In the middle Green River Formation of central Nine Mile Canyon, Uinta Basin, Utah, several lacustrine-dominated intervals ∼10 m thick comprise aggradational carbonate parasequence sets and a progradational clastic parasequence. Maximum flooding surfaces are best identified within profundal oil shale that caps some of the clastic parasequences. These lacustrine transgressive systems tracts therefore exhibit parasequence stacking patterns unlike typical marine sequences. Two types of sequence boundary are identified.

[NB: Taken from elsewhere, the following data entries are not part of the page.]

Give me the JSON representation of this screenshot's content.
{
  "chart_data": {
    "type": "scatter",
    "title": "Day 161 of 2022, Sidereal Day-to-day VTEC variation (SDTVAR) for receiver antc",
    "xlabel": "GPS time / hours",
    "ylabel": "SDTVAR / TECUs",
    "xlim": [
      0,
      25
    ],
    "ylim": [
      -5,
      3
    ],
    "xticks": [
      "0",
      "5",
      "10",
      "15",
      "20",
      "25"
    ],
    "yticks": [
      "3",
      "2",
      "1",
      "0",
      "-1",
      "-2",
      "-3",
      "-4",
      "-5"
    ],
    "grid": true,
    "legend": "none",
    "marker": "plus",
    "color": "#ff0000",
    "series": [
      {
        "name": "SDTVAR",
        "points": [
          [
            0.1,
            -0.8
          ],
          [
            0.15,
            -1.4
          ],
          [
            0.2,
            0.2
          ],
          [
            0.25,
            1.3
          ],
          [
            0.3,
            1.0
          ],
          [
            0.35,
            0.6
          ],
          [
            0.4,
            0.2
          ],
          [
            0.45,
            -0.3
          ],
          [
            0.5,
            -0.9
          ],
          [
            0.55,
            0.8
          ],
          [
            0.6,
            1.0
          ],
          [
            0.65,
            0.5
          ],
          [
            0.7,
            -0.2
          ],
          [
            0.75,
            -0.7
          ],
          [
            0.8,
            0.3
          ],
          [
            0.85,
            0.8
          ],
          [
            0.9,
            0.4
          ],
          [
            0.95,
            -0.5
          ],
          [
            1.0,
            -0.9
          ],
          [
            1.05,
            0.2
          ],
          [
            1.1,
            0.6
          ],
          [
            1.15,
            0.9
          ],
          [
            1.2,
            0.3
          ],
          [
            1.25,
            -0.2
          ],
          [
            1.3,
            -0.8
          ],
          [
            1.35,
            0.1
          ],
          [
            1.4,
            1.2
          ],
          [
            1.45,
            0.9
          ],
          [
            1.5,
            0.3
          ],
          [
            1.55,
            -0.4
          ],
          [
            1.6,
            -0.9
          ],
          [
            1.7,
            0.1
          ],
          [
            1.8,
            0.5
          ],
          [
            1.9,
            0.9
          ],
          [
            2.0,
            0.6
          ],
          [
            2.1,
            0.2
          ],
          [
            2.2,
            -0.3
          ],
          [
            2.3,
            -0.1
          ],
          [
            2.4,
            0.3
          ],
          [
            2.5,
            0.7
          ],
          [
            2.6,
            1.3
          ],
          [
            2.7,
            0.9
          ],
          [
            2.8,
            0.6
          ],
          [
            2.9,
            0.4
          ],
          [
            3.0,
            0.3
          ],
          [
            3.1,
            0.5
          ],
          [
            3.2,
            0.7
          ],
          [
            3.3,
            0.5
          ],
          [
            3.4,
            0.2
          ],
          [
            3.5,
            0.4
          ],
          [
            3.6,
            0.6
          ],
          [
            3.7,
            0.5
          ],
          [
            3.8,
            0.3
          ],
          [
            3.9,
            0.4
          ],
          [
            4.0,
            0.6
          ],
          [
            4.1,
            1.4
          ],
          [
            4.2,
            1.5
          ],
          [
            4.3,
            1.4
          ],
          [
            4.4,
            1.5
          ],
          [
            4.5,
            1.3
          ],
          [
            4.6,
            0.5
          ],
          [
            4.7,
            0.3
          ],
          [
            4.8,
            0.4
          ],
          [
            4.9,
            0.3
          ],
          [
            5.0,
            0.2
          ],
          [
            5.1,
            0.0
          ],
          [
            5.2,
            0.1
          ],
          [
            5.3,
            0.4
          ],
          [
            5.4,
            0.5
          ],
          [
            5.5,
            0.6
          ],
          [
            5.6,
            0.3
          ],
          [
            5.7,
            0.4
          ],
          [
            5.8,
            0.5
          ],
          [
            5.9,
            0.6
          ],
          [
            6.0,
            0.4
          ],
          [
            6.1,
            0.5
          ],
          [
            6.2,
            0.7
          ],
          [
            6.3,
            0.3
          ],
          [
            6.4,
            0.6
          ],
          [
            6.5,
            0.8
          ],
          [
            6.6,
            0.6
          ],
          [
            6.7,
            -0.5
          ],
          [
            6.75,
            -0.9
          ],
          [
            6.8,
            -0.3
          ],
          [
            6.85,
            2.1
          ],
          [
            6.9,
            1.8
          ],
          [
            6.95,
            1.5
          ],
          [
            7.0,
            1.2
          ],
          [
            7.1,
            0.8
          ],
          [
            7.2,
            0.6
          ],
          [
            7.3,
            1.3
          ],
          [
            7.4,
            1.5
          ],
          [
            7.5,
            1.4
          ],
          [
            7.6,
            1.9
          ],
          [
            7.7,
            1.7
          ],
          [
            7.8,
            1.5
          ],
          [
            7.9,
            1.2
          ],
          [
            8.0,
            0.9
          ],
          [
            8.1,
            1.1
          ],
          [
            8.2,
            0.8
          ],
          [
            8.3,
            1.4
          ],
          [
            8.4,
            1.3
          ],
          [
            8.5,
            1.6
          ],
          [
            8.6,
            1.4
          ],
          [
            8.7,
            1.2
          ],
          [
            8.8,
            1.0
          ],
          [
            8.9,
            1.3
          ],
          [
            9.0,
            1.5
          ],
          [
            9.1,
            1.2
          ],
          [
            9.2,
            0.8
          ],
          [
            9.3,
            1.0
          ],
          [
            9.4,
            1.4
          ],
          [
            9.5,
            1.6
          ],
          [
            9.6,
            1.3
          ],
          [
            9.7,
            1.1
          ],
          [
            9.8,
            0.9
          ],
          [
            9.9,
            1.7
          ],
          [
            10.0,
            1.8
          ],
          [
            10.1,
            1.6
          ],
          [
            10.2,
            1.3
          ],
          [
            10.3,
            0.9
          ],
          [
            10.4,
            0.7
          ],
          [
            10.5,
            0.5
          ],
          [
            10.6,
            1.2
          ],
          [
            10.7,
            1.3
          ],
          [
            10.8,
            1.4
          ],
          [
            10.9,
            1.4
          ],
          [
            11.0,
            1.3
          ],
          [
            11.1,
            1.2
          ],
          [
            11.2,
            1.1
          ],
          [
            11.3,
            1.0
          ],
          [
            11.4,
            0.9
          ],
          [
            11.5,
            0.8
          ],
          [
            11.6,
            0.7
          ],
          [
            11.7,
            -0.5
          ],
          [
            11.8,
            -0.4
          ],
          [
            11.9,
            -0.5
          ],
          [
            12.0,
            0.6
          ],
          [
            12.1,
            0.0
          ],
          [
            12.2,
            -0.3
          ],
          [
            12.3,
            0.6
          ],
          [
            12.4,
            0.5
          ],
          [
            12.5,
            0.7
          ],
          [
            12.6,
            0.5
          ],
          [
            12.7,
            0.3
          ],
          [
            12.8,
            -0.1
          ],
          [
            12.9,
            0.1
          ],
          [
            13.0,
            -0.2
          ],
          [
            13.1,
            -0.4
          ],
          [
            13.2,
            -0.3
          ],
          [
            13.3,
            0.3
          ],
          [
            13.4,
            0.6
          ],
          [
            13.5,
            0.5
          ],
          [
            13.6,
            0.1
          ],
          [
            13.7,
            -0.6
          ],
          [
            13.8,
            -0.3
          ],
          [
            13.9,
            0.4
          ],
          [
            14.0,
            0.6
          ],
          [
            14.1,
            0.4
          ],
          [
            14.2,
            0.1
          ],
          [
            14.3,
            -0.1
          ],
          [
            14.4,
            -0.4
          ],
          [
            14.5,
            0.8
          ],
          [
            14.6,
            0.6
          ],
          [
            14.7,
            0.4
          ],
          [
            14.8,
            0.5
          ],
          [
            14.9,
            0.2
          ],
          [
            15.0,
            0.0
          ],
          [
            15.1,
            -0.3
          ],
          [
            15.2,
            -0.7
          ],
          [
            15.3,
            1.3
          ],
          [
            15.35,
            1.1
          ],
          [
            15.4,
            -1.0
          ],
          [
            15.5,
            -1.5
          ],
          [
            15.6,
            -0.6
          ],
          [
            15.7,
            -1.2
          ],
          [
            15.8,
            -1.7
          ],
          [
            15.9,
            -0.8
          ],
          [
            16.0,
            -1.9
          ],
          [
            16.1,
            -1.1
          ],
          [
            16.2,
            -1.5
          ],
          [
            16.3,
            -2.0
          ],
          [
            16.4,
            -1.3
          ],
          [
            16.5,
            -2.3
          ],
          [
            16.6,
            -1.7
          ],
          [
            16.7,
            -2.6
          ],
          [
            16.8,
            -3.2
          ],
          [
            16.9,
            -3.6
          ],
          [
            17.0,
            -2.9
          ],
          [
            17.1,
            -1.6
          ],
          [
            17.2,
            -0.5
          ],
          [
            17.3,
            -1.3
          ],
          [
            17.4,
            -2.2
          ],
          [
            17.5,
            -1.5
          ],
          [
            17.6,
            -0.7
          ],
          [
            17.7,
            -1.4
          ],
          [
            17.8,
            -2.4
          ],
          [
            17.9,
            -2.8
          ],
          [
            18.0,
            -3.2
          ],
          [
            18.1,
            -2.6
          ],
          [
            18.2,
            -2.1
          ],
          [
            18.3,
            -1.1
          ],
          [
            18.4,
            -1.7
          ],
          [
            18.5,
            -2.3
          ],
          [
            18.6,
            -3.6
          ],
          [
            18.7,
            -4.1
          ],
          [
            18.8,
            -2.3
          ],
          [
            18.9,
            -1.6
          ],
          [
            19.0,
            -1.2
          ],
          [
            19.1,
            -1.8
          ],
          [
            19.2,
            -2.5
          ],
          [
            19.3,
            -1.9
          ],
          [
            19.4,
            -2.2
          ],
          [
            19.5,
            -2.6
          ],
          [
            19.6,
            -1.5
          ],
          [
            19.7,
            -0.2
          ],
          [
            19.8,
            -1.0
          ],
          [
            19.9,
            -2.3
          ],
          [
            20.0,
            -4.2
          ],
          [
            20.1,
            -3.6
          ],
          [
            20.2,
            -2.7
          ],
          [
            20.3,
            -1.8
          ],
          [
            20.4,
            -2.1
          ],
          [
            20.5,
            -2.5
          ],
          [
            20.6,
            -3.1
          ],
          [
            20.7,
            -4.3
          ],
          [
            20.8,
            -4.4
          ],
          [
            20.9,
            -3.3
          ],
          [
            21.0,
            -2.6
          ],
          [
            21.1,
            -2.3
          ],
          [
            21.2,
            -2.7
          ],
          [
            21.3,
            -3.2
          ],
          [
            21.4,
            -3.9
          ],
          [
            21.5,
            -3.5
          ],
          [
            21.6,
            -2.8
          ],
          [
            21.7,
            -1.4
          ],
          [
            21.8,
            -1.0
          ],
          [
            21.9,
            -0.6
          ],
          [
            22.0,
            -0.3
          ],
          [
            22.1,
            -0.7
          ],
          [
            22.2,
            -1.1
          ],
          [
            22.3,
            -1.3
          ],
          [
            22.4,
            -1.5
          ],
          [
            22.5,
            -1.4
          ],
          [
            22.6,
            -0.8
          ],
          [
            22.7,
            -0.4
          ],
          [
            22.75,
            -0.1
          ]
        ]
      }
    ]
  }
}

Type A sequence boundaries display evidence for a basinward shift in facies across a regionally mappable surface that is an angular or, rarely, parallel unconformity, and they typically juxtapose amalgamated braided fluvial channel sandstone (late lowstand systems tract) onto the profundal oil shale. They also bound depositional sequences that show a distinct asymmetry, being dominated by transgressive systems tracts 5-80 m thick. Highstand systems tracts are less than 4 m thick and may be removed completely, by erosion on overlying sequence boundaries. Other surfaces satisfy only some of the standard criteria of sequence boundaries and are termed type B sequence boundaries.

Type A sequence boundaries mark pronounced base-level falls following times when the Uinta Lake had merged with a lake in an adjacent basin to form a much deeper lake. Such merging permitted the establishment of a new threshold at higher elevation following lake-level balancing. Type B sequence boundaries are interpreted as marking base-level falls from a barely merged lake or a lake that had an outflow. Over a 200 m stratigraphic thickness, type A sequence boundaries are more common upsection, indicating that, with time, a pluvial climate became more pronounced or that the adjacent lake was more easily filled. Type A sequence boundaries also become angular rather than parallel unconformities upsection, suggesting increased tilting of the basin margin over time.